Ce qui me passionne, c’est qu’il s’agit de travailler selon les techniques de l’époque de fabrication tout en faisant appel aux technologies les plus avancées dans l’art de la restauration et de ne reconstituer et de ne rendre l’intégrité de l’objet que sur base d’informations sûres. C’est pourquoi nous avons constitué une documentation exceptionnelle accumulée pendant plus de trente ans maintenant et qui s’enrichit encore chaque jour: Connaissance de l’histoire des techniques de fabrication et des outils, connaissance de l’histoire de l’art et des styles qui ont fleuri dans les différents pays d’Europe (l’Atelier participe également de la gestion des avoirs mobiliers de tous les opérateurs de la place de Luxembourg). Nous avons également accumulé une rare collection de bois indigènes et exotiques, séchés naturellement et sciés selon les techniques anciennes, ainsi que des matériaux nobles (écailles de tortue, nacre, ivoire), en accord avec la convention de Washington.
Vous utilisez alors les qualités de chef d’entreprise acquises dans votre ‘autre vie’?
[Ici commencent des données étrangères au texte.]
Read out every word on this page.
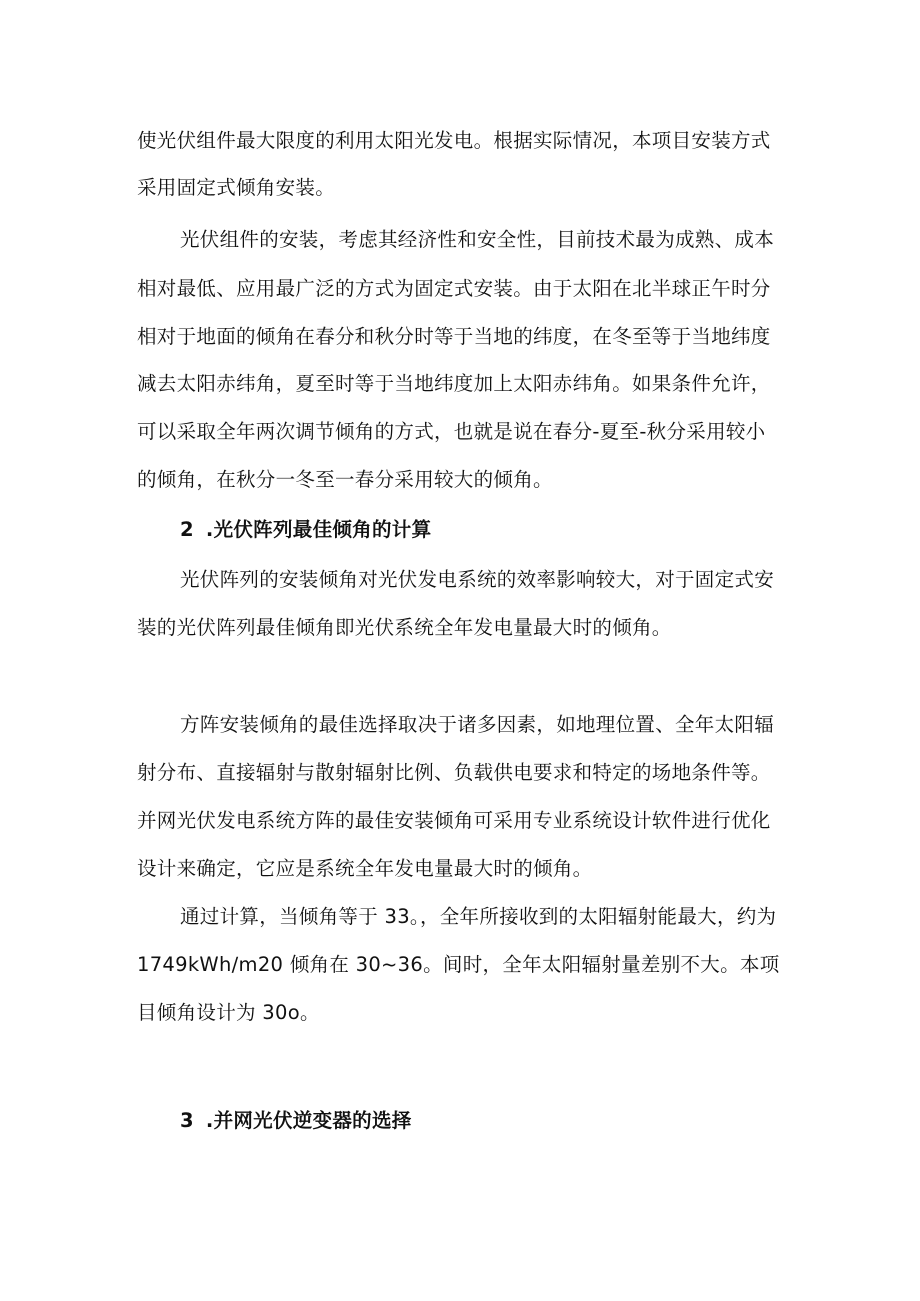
使光伏组件最大限度的利用太阳光发电。根据实际情况，本项目安装方式
采用固定式倾角安装。
光伏组件的安装，考虑其经济性和安全性，目前技术最为成熟、成本
相对最低、应用最广泛的方式为固定式安装。由于太阳在北半球正午时分
相对于地面的倾角在春分和秋分时等于当地的纬度，在冬至等于当地纬度
减去太阳赤纬角，夏至时等于当地纬度加上太阳赤纬角。如果条件允许，
可以采取全年两次调节倾角的方式，也就是说在春分-夏至-秋分采用较小
的倾角，在秋分一冬至一春分采用较大的倾角。
2 .光伏阵列最佳倾角的计算
光伏阵列的安装倾角对光伏发电系统的效率影响较大，对于固定式安
装的光伏阵列最佳倾角即光伏系统全年发电量最大时的倾角。
方阵安装倾角的最佳选择取决于诸多因素，如地理位置、全年太阳辐
射分布、直接辐射与散射辐射比例、负载供电要求和特定的场地条件等。
并网光伏发电系统方阵的最佳安装倾角可采用专业系统设计软件进行优化
设计来确定，它应是系统全年发电量最大时的倾角。
通过计算，当倾角等于 33。，全年所接收到的太阳辐射能最大，约为
1749kWh∕m20 倾角在 30~36。间时，全年太阳辐射量差别不大。本项
目倾角设计为 30o。
3 .并网光伏逆变器的选择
«Au décès d’Anne-Marie, en 1996, j’ai repris le flambeau, ce qui, pendant trois ans, m’a amené à travailler à deux shifts complets, dirigeant deux entreprises à la fois, l’une de 50 employés dans le domaine de la réassurance, l’autre de cinq personnes dans le domaine de la restauration, allant chaque jour de l’une à l’autre, ce qui n’aurait pas été possible sans l’aide attentive, intelligente et dévouée d’une assistante de très grande qualité dans chacune des sociétés. C’est en effet avec le plus grand plaisir et un immense soulagement que j’ai accueilli la décision de ma fille aînée, détentrice comme sa mère d’une maîtrise en sciences, de venir reprendre la gestion de la société L’Atelier Anne-Marie Frère, dont je ne suis plus à présent que le Président. Cette passion familiale nous a conduits à ce jour à compter une équipe pluridisciplinaire de sept personnes, artisans restaurateurs et experts conseils, mais également à constituer un réseau européen d’artisans couvrant l’ensemble des corps de métiers de la restauration/conservation du patrimoine et partageant avec nous la même stricte déontologie qui est à l’origine de la renommée de l’Atelier, devenu une référence nationale en ce domaine.
Donc l’Atelier est plus qu’un simple atelier?
«Dans notre volonté de maintenir une noble tradition, et forts de notre expérience et de notre expertise, nous offrons une alternative de confiance non seulement pour expertiser et estimer les objets d’art et de collection de nos clients mais également pour les conseiller sur la meilleure stratégie à adopter pour vendre de la manière la plus appropriée les meubles, œuvres et objets en leur faisant toucher un public d’acheteurs sans frontière.
Avez-vous la volonté de transmettre votre savoir?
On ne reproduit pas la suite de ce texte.